Use of Novel Biphasic Calcium Phosphate with Submicron Surface Topography as Extender to Autograft in Posterolateral Spine Fusion

Introduction: In recent years, spinal arthrodesis surgeries have increased in the United States (U.S.), with the number of cases expected to continue to rise.1 One challenging complication of spinal arthrodesis is a pseudarthrosis of an operated segment. Recent literature reports the pseudarthrosis rate at approximately 17%, resulting in 149,000 non-unions in the U.S. per year.1,2 Over half of these nonunions are revised at the index level, leading to 92,000 revisions per year.3

One important factor in obtaining a solid fusion is the bone graft chosen for the procedure.2 Autograft bone in the form of Iliac Crest Bone Graft (ICBG) is the gold standard, but there is limited supply and co-morbidities with harvesting, such as pain at the donor site.4 Additionally, there is significant variability in autograft bone due to age, metabolic disease, or other factors.5 As a result, multiple products have entered the market as an alternative or adjunct to bone autograft.
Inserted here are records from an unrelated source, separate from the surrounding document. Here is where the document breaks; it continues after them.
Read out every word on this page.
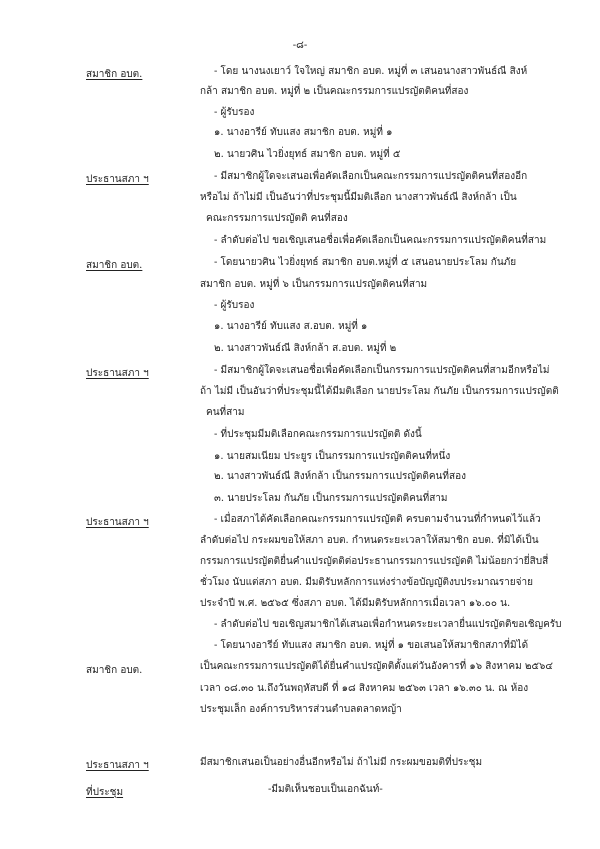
-๘-
สมาชิก อบต.
ประธานสภา ฯ
สมาชิก อบต.
ประธานสภา ฯ
ประธานสภา ฯ
สมาชิก อบต.
ประธานสภา ฯ
ที่ประชุม
- โดย นางนงเยาว์ ใจใหญ่ สมาชิก อบต. หมู่ที่ ๓ เสนอนางสาวพันธ์ณี สิงห์
กล้า สมาชิก อบต. หมู่ที่ ๒ เป็นคณะกรรมการแปรญัตติคนที่สอง
- ผู้รับรอง
๑. นางอารีย์ ทับแสง สมาชิก อบต. หมู่ที่ ๑
๒. นายวศิน ไวยิ่งยุทธ์ สมาชิก อบต. หมู่ที่ ๕
- มีสมาชิกผู้ใดจะเสนอเพื่อคัดเลือกเป็นคณะกรรมการแปรญัตติคนที่สองอีก
หรือไม่ ถ้าไม่มี เป็นอันว่าที่ประชุมนี้มีมติเลือก นางสาวพันธ์ณี สิงห์กล้า เป็น
คณะกรรมการแปรญัตติ คนที่สอง
- ลำดับต่อไป ขอเชิญเสนอชื่อเพื่อคัดเลือกเป็นคณะกรรมการแปรญัตติคนที่สาม
- โดยนายวศิน ไวยิ่งยุทธ์ สมาชิก อบต.หมู่ที่ ๕ เสนอนายประโลม กันภัย
สมาชิก อบต. หมู่ที่ ๖ เป็นกรรมการแปรญัตติคนที่สาม
- ผู้รับรอง
๑. นางอารีย์ ทับแสง ส.อบต. หมู่ที่ ๑
๒. นางสาวพันธ์ณี สิงห์กล้า ส.อบต. หมู่ที่ ๒
- มีสมาชิกผู้ใดจะเสนอชื่อเพื่อคัดเลือกเป็นกรรมการแปรญัตติคนที่สามอีกหรือไม่
ถ้า ไม่มี เป็นอันว่าที่ประชุมนี้ได้มีมติเลือก นายประโลม กันภัย เป็นกรรมการแปรญัตติ
คนที่สาม
- ที่ประชุมมีมติเลือกคณะกรรมการแปรญัตติ ดังนี้
๑. นายสมเนียม ประยูร เป็นกรรมการแปรญัตติคนที่หนึ่ง
๒. นางสาวพันธ์ณี สิงห์กล้า เป็นกรรมการแปรญัตติคนที่สอง
๓. นายประโลม กันภัย เป็นกรรมการแปรญัตติคนที่สาม
- เมื่อสภาได้คัดเลือกคณะกรรมการแปรญัตติ ครบตามจำนวนที่กำหนดไว้แล้ว
ลำดับต่อไป กระผมขอให้สภา อบต. กำหนดระยะเวลาให้สมาชิก อบต. ที่มิได้เป็น
กรรมการแปรญัตติยื่นคำแปรญัตติต่อประธานกรรมการแปรญัตติ ไม่น้อยกว่ายี่สิบสี่
ชั่วโมง นับแต่สภา อบต. มีมติรับหลักการแห่งร่างข้อบัญญัติงบประมาณรายจ่าย
ประจำปี พ.ศ. ๒๕๖๕ ซึ่งสภา อบต. ได้มีมติรับหลักการเมื่อเวลา ๑๖.๐๐ น.
- ลำดับต่อไป ขอเชิญสมาชิกได้เสนอเพื่อกำหนดระยะเวลายื่นแปรญัตติขอเชิญครับ
- โดยนางอารีย์ ทับแสง สมาชิก อบต. หมู่ที่ ๑ ขอเสนอให้สมาชิกสภาที่มิได้
เป็นคณะกรรมการแปรญัตติได้ยื่นคำแปรญัตติตั้งแต่วันอังคารที่ ๑๖ สิงหาคม ๒๕๖๔
เวลา ๐๘.๓๐ น.ถึงวันพฤหัสบดี ที่ ๑๘ สิงหาคม ๒๕๖๓ เวลา ๑๖.๓๐ น. ณ ห้อง
ประชุมเล็ก องค์การบริหารส่วนตำบลตลาดหญ้า
มีสมาชิกเสนอเป็นอย่างอื่นอีกหรือไม่ ถ้าไม่มี กระผมขอมติที่ประชุม
-มีมติเห็นชอบเป็นเอกฉันท์-
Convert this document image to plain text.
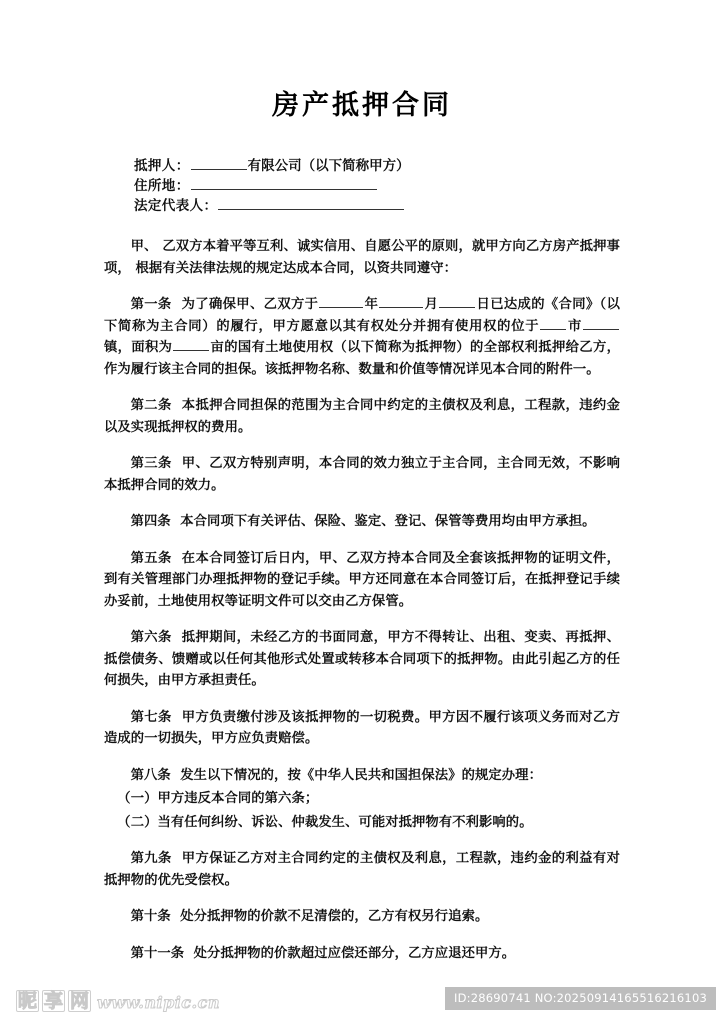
房产抵押合同
抵押人：	有限公司（以下简称甲方）
住所地：
法定代表人：

甲、 乙双方本着平等互利、诚实信用、自愿公平的原则，就甲方向乙方房产抵押事项， 根据有关法律法规的规定达成本合同，以资共同遵守：

第一条 为了确保甲、乙双方于	年	月	日已达成的《合同》（以下简称为主合同）的履行，甲方愿意以其有权处分并拥有使用权的位于 市镇，面积为	亩的国有土地使用权（以下简称为抵押物）的全部权利抵押给乙方，作为履行该主合同的担保。该抵押物名称、数量和价值等情况详见本合同的附件一。

第二条 本抵押合同担保的范围为主合同中约定的主债权及利息，工程款，违约金以及实现抵押权的费用。

第三条 甲、乙双方特别声明，本合同的效力独立于主合同，主合同无效，不影响本抵押合同的效力。

第四条 本合同项下有关评估、保险、鉴定、登记、保管等费用均由甲方承担。

第五条 在本合同签订后日内，甲、乙双方持本合同及全套该抵押物的证明文件，到有关管理部门办理抵押物的登记手续。甲方还同意在本合同签订后，在抵押登记手续办妥前，土地使用权等证明文件可以交由乙方保管。

第六条 抵押期间，未经乙方的书面同意，甲方不得转让、出租、变卖、再抵押、抵偿债务、馈赠或以任何其他形式处置或转移本合同项下的抵押物。由此引起乙方的任何损失，由甲方承担责任。

第七条 甲方负责缴付涉及该抵押物的一切税费。甲方因不履行该项义务而对乙方造成的一切损失，甲方应负责赔偿。

第八条 发生以下情况的，按《中华人民共和国担保法》的规定办理：

（一）甲方违反本合同的第六条；

（二）当有任何纠纷、诉讼、仲裁发生、可能对抵押物有不利影响的。

第九条 甲方保证乙方对主合同约定的主债权及利息，工程款，违约金的利益有对抵押物的优先受偿权。

第十条 处分抵押物的价款不足清偿的，乙方有权另行追索。

第十一条 处分抵押物的价款超过应偿还部分，乙方应退还甲方。

昵 享 网 www.nipic.cn	ID:28690741 NO:20250914165516216103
Synthetic calcium phosphate bone graft usage has increased due to its efficacy, reasonable cost, low incidence of adverse reactions, and reduced need to harvest large amounts of autologous bone.6-8

Harnessing the power of osteoimmunology, or the relationship between the body’s immune system and skeletal system, leads to more predictable bony fusions in spinal arthrodesis procedures.9-14 Macrophages are among the first responders of the immune system after tissue trauma, and polarizing macrophages toward the pro-healing M2 phenotype versus the proinflammatory M1 phenotype can activate bony healing.15,16 MagnetOs is a biphasic calcium phosphate (BCP) bone graft that grows bone in soft tissue without added cells or growth factors, thanks to its unique NeedleGrip™ surface technology, which provides traction for the body’s vitally important pro-healing immune cells (M2 Macrophages).†9,13 This, in turn, unlocks previously untapped potential to stimulate stem cells and form new bone throughout the graft.10-12

Non-unions are challenging for the surgeon and patient alike, and can lead to poorer clinical outcomes, continued spinal instability at the affected level, and the need for revision surgery. The purpose of this case series is to assess radiographic success, functional outcomes, and pain scores following on-label use of MagnetOs in posterolateral fusion as an extender to bone autograft.

Conclusion: This case series review demonstrates the efficacy of MagnetOs as an extender to autograft in a retrospective cohort of patients undergoing posterolateral fusion.